Chicago Bears: Can Mike Martz save the Bears' offense?
Five years ago, Mike Martz was considered by some to be the top offensive mind in football. Oh, how times change. He was fired by the 49ers following the 2008 season and got the Bears job only after about a dozen people turned it down, fearful of head coach Lovie Smith's long-term status. Now, Martz is tasked with helping Jay Cutler find the form that led the Bears to trade multiple first-round picks for him only a season ago.
In some ways, the hiring of Martz is downright bizarre. Cutler's primary problems last season were his propensity for interceptions and his lack of protection behind a shoddy offensive line. Cutler threw a league-high 26 interceptions last year and got sacked a career-high 35 times. Martz has long encouraged his quarterbacks to play freely and not fear interceptions, and his focus on deep passing and multiple receivers leads to large numbers of sacks. Jon Kitna got sacked more than 50 times in each of his two years as a starter in Martz's offense. Considering the poor talent on the Bears' offensive line, Cutler will be hit a bunch next year, risking the health of the Bears' largest investment.
Martz's reputation has understandably taken a hit in recent seasons. His tenure as a head coach in St. Louis ended poorly; his Detroit teams never had good offenses; and in San Francisco, the ill-fated J.T. O'Sullivan experiment was a complete disaster. Still, while the Martz addition will not lead to a return of the Greatest Show on Turf, the offense should improve. The 49ers improved from the league's worst offense to a little below average in Martz's only season as the offensive coordinator. In Detroit, his offenses were below-average both seasons, but the Lions still played much better than the year before he arrived or the year after he left.

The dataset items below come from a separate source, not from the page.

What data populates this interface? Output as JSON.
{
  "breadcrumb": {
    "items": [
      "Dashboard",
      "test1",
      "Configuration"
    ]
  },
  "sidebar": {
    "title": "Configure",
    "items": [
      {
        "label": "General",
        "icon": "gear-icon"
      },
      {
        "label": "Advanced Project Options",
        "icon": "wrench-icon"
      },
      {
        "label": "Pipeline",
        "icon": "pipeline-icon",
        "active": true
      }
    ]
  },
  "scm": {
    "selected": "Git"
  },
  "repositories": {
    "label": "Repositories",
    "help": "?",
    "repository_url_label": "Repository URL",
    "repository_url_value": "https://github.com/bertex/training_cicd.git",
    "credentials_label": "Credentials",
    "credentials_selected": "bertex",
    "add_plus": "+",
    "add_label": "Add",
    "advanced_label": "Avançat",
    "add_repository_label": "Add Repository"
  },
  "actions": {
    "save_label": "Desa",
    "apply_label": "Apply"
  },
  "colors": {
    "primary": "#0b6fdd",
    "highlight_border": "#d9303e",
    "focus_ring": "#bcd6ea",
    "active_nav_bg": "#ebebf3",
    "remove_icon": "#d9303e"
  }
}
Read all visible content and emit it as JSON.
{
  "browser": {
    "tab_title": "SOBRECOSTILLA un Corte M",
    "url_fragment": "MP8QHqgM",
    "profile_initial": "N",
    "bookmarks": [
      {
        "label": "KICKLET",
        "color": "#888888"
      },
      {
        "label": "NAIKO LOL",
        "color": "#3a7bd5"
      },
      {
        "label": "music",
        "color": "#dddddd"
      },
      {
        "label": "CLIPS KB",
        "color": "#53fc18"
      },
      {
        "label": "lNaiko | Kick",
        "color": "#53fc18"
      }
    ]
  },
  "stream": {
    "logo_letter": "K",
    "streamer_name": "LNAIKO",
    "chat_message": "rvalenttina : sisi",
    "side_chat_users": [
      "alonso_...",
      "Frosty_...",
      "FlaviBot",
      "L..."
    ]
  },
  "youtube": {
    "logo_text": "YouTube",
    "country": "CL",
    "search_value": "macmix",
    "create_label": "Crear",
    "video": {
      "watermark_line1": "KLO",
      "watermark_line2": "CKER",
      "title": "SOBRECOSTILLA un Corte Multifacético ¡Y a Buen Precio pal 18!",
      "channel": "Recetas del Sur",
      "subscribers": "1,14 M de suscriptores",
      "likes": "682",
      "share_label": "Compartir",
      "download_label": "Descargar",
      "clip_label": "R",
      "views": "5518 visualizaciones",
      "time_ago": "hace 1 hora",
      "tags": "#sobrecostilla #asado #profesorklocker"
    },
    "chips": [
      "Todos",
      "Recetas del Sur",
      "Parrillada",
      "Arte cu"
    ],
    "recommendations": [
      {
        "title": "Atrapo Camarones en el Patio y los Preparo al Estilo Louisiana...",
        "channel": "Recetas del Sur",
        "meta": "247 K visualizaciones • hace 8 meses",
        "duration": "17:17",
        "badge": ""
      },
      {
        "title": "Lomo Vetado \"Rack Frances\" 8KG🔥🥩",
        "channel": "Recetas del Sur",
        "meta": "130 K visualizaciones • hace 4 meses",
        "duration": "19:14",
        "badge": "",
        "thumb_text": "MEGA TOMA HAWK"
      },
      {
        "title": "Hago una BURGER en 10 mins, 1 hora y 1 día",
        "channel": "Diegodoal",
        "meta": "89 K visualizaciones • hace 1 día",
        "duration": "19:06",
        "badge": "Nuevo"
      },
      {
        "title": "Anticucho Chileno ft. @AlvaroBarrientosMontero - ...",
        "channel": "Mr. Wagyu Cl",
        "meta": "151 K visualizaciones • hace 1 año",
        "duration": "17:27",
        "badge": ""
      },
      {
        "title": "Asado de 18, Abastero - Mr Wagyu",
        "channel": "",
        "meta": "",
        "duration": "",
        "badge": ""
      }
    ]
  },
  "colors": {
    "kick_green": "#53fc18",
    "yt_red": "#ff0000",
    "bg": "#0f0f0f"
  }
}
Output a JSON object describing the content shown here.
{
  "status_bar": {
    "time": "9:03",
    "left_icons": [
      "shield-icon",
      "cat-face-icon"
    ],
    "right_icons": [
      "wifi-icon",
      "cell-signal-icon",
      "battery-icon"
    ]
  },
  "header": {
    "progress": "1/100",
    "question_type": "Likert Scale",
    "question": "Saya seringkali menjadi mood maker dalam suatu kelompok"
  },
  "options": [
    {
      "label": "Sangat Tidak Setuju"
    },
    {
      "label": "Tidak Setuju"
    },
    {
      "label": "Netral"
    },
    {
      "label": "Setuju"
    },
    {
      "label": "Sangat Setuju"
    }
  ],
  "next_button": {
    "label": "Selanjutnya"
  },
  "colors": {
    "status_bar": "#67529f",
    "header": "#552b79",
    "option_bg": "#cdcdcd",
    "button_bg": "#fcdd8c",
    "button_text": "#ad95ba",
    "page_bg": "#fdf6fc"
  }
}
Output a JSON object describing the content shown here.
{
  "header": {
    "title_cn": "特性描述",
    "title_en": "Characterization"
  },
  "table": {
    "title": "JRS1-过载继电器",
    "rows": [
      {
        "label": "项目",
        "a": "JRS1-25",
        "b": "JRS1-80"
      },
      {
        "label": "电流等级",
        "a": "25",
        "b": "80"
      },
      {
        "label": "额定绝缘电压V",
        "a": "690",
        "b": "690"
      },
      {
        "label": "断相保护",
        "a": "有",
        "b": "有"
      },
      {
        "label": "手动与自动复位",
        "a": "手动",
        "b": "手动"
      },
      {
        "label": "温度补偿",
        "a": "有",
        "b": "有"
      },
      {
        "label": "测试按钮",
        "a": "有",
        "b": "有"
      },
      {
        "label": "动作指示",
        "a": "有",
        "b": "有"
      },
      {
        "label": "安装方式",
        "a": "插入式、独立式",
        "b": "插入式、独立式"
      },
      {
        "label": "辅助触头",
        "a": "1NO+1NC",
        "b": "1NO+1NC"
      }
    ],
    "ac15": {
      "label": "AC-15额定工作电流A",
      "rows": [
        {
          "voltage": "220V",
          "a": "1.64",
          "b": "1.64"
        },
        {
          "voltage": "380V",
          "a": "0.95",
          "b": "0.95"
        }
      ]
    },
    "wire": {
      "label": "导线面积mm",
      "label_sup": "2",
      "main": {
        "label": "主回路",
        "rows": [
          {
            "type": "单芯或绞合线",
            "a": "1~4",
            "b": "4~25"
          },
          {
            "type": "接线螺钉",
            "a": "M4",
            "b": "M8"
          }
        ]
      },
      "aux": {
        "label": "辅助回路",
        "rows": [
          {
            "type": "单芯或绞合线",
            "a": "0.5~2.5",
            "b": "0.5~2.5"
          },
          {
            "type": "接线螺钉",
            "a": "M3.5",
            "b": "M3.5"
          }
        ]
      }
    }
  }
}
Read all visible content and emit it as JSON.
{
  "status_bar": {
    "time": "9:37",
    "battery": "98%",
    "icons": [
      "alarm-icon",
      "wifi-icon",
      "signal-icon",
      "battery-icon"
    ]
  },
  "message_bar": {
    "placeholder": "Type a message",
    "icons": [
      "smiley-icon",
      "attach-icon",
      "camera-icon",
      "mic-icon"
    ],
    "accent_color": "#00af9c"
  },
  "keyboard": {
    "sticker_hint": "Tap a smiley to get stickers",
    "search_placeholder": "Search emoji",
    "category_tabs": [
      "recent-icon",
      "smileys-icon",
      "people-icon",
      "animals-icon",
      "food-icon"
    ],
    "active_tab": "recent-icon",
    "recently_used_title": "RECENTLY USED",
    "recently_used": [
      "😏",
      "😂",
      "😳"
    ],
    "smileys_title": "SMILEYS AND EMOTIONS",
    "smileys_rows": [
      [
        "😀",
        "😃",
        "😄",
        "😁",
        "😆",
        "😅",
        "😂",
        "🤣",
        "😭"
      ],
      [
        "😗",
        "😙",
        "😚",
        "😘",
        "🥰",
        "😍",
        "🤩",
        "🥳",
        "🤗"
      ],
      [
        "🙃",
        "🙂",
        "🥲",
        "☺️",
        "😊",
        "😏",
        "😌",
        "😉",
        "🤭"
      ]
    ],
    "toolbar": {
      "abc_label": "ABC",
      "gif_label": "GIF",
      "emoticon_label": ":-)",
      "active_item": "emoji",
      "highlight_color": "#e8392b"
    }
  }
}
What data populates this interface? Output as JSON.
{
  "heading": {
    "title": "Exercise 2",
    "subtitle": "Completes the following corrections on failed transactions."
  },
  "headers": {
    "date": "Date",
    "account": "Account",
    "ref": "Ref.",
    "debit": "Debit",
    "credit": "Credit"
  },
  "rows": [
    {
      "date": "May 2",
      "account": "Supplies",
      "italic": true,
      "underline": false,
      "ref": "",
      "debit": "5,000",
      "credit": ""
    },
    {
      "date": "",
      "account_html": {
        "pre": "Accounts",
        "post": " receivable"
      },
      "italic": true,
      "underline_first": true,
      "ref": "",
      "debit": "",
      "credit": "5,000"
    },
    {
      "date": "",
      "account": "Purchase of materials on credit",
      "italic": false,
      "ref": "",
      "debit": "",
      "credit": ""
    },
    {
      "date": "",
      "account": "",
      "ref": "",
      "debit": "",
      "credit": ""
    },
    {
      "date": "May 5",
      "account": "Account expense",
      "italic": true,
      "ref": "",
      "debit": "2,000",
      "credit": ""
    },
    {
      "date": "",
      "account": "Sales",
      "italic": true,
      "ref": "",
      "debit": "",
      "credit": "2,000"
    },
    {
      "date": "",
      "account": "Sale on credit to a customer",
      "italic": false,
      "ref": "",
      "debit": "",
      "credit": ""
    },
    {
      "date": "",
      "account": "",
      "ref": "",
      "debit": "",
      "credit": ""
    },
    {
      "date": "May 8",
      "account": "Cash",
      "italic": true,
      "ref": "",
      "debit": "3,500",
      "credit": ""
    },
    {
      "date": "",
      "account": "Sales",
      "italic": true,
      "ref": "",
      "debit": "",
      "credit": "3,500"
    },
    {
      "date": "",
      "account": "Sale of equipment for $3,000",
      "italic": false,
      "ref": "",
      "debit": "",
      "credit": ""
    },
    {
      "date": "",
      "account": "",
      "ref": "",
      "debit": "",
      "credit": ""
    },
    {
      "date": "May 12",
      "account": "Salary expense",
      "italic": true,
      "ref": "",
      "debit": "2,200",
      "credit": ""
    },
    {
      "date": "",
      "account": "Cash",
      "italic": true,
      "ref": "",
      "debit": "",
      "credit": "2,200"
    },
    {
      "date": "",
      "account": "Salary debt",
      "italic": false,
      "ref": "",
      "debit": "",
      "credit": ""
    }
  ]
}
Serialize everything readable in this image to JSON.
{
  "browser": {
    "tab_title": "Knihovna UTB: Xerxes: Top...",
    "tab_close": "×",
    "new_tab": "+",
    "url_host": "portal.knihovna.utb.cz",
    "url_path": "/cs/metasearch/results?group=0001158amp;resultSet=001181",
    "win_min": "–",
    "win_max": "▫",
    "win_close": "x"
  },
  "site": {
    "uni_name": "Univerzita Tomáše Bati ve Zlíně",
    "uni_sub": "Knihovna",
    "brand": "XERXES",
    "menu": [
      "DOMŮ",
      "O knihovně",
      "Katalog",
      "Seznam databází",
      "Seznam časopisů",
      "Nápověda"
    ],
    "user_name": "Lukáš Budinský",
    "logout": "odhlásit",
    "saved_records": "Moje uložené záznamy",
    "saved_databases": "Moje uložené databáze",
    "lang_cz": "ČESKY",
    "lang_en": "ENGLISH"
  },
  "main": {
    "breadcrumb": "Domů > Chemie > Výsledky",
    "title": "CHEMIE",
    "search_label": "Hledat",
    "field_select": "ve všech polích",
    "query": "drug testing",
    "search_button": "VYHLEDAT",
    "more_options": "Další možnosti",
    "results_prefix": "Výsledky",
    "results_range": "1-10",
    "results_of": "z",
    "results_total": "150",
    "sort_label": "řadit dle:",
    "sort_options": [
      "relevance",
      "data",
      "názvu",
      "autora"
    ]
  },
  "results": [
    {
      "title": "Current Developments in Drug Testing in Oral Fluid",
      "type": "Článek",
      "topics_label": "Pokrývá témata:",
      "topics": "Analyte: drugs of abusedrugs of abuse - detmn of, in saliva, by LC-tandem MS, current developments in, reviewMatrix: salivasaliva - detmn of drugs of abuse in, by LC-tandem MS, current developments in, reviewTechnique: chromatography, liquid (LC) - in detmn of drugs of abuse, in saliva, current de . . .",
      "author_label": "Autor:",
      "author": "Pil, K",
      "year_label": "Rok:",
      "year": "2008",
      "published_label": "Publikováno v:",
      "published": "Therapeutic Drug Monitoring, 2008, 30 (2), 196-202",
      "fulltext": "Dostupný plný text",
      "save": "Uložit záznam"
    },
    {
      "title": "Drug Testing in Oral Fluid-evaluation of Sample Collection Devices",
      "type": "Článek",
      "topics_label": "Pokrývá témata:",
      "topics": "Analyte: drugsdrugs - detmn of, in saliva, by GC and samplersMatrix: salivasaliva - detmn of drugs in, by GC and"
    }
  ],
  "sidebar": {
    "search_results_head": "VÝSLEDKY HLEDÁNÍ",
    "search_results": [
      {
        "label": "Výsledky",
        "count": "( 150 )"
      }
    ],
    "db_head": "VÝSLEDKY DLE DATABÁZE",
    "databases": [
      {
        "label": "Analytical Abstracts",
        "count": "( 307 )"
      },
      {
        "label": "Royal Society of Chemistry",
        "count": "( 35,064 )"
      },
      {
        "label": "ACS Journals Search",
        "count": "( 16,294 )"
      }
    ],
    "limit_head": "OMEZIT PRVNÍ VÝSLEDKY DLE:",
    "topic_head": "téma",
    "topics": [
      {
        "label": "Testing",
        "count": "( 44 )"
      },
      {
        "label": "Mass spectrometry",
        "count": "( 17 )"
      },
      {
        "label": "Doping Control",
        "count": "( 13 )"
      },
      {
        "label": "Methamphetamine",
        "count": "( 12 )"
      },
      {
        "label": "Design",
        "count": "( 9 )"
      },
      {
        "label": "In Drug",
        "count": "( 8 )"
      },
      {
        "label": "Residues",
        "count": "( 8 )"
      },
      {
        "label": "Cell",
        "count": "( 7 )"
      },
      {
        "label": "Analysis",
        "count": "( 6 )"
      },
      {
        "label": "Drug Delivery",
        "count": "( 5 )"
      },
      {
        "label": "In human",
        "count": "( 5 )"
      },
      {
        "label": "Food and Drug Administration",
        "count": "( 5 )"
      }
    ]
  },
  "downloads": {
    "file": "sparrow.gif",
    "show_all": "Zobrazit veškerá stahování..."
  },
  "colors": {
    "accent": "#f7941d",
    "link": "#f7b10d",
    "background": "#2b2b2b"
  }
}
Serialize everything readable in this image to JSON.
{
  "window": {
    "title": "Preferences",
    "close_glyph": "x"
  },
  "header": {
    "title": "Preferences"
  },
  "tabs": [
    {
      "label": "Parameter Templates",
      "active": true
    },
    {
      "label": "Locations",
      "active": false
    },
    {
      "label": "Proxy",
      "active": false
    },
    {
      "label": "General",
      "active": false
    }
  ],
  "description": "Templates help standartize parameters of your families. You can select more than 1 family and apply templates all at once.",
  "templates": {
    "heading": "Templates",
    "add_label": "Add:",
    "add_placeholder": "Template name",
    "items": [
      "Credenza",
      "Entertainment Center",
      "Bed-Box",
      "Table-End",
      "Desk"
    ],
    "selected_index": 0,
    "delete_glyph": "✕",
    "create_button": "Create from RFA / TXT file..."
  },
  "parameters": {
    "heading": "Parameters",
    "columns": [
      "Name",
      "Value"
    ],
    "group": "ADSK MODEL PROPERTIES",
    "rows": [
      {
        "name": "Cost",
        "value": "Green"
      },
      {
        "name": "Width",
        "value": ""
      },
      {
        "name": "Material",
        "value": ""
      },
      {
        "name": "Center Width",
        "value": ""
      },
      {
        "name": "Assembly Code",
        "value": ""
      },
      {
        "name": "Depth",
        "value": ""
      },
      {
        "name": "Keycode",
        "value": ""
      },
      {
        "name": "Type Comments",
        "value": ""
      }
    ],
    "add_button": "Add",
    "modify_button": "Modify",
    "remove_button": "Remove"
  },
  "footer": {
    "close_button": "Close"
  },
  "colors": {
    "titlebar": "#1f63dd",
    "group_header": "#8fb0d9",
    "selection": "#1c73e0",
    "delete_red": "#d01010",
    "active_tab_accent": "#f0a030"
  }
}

Martz is far from a panacea, but he should put Cutler in position to have some success. Martz's offenses run up a ton of negative plays, but he does allow his quarterbacks to attack down the field. Cutler has a strong arm that he was not free to use this season, because the Bears were so concerned about his being hit. Additionally, Martz uses running backs well in the passing game, and Matt Forte has proved to be an adept receiver. The Bears' offense will not be good next season, but it should be better.